[sword-devel] Transliteration

Chris Little sword-devel@crosswire.org
Fri, 26 Sep 2003 18:19:48 -0700


I'm revamping our transliteration code and would appreciate the opinions
of others on what we should offer/present to users.

The current release is designed to convert any script into Latin or
Latin-1.  Additionally, Greek can be transliterated into BGreek format,
and Greek, Coptic, and Hebrew can be transliterated into Beta format.
(When Beta or BGreek is selected, all other scripts are converted into
Latin also.)

The original implementation permitted transliteration into any of about
27 scripts aside from Latin, but the whole text had to be transliterated
into the same script.  This is partially useful and partially not.  E.g.
Russian users might find it beneficial to have Greek to Cyrillic
transliteration, but I can't see anyone wanting Thai to Ugaritic.  Most
of these transliterations between two non-Latin scripts are inaccurate,
too, since they use Latin as an intermediate script (i.e.
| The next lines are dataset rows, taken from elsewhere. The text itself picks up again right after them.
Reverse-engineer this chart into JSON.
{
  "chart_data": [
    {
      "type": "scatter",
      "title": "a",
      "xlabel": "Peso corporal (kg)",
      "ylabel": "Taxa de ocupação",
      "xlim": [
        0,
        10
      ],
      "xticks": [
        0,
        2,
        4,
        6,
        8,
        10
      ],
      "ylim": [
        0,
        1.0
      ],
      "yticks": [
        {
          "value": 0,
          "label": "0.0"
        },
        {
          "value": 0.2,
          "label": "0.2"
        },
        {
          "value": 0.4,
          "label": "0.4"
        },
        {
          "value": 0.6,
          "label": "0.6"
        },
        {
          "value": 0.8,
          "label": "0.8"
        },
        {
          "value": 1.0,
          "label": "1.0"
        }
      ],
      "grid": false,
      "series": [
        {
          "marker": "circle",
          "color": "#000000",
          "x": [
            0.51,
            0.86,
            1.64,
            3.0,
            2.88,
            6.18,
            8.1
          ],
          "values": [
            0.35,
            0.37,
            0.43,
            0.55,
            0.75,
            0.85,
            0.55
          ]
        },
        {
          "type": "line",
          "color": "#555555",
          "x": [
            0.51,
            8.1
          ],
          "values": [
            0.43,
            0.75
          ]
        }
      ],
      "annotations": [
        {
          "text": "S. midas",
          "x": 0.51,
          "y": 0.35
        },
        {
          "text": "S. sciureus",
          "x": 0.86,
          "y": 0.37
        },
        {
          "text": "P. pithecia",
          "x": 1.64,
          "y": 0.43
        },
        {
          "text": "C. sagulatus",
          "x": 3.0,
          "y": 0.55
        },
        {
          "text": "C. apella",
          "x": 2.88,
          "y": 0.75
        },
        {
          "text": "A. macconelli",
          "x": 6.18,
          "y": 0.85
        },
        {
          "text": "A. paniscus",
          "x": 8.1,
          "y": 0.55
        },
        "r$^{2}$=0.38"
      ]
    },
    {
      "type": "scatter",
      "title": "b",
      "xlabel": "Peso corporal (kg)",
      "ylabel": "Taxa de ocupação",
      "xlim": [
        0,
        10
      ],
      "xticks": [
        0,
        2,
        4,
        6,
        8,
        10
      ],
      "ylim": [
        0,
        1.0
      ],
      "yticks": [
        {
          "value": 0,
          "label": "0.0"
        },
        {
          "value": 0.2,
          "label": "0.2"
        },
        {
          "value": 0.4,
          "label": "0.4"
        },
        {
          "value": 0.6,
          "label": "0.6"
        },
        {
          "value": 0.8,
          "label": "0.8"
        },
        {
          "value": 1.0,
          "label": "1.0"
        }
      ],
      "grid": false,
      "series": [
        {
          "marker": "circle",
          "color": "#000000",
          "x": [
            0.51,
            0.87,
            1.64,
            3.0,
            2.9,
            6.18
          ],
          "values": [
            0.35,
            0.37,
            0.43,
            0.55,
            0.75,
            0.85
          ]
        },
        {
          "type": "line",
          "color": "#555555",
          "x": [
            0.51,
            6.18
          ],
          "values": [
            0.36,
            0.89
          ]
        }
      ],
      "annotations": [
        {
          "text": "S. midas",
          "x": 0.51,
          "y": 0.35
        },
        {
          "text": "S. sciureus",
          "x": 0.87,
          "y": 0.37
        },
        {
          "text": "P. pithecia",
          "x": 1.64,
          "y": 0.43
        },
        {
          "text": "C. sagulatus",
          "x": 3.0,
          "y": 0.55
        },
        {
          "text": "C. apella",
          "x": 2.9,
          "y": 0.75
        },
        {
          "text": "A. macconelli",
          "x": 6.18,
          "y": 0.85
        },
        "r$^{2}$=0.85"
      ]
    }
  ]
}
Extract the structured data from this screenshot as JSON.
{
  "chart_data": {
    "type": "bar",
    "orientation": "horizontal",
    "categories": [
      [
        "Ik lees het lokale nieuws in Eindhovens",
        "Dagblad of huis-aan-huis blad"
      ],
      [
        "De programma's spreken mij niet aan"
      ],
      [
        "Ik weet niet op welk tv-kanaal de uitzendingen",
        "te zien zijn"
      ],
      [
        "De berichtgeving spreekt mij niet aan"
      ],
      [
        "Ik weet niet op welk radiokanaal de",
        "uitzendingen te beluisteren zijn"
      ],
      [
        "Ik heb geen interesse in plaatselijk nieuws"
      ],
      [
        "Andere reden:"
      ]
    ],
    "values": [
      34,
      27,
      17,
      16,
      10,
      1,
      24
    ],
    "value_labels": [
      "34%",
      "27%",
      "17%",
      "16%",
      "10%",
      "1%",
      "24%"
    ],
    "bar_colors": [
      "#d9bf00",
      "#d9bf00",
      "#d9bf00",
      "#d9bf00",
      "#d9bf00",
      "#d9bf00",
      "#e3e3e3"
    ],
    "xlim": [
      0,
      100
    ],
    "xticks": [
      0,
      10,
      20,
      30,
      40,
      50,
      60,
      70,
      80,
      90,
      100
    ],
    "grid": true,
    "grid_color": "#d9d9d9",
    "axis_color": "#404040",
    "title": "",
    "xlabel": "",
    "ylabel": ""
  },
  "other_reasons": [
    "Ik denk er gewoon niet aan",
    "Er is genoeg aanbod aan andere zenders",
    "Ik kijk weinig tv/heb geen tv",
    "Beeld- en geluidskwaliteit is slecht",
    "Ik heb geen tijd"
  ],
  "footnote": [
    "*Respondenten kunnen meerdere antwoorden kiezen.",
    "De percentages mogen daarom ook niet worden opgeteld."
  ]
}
Thai to
Ugaritic is really Thai to Latin followed by Latin to Ugaritic.)

For comparison with the only similar product that offers
transliteration, Logos (Series X version 2.1 Alpha 3) permits
transliteration from any of about 10 scripts to Latin to be toggled
individually.  In other words, you can transliterate Greek to Latin but
leave Hebrew unchanged.  Additionally, with Greek, Hebrew, & Syriac, the
user can select from a variety of different transliteration formats
individually.  For example, Greek can be transliterated in SBL format,
while Hebrew is transliterated in Beta format, while Syriac is
transliterated in Hugoye format.

Part of the improvements to our transliteration implementation has been
the addition of about 40 new transliterators (so far).  The bulk of
these are variant transliterators that follow various standards (SBL,
UNGEGN, ALA-LC, ISO, etc.).

Logos' user settings are presented in a pair of dialog boxes.  Ours 
through the GlobalOptionFilter mechanism, which means they're a menu 
item in BibleCS.

I'm concerned that users will really be incapable of understanding how 
their preferences operate within our transliteration system.  When they 
view a Syriac text and select SBL transliteration, they won't understand 
that it falls back on the default Latin transliteration because no SBL 
variant exists.

So, my thought is to separate the single transliterator option we 
currently have into script-specific options, e.g. one for Greek, one for 
Hebrew, one for Gothic, etc.

Does that sound good or bad or does anyone have a better idea?

I posted a test version of BibleCS with the latest transliteration code 
and a new ICU dll at 
http://www.crosswire.org/sword/ALPHAcckswwlkrfre22034820285912/alpha/sword-icutest.zip
Expect bugs, I'm still debugging many of the transliterators.

--Chris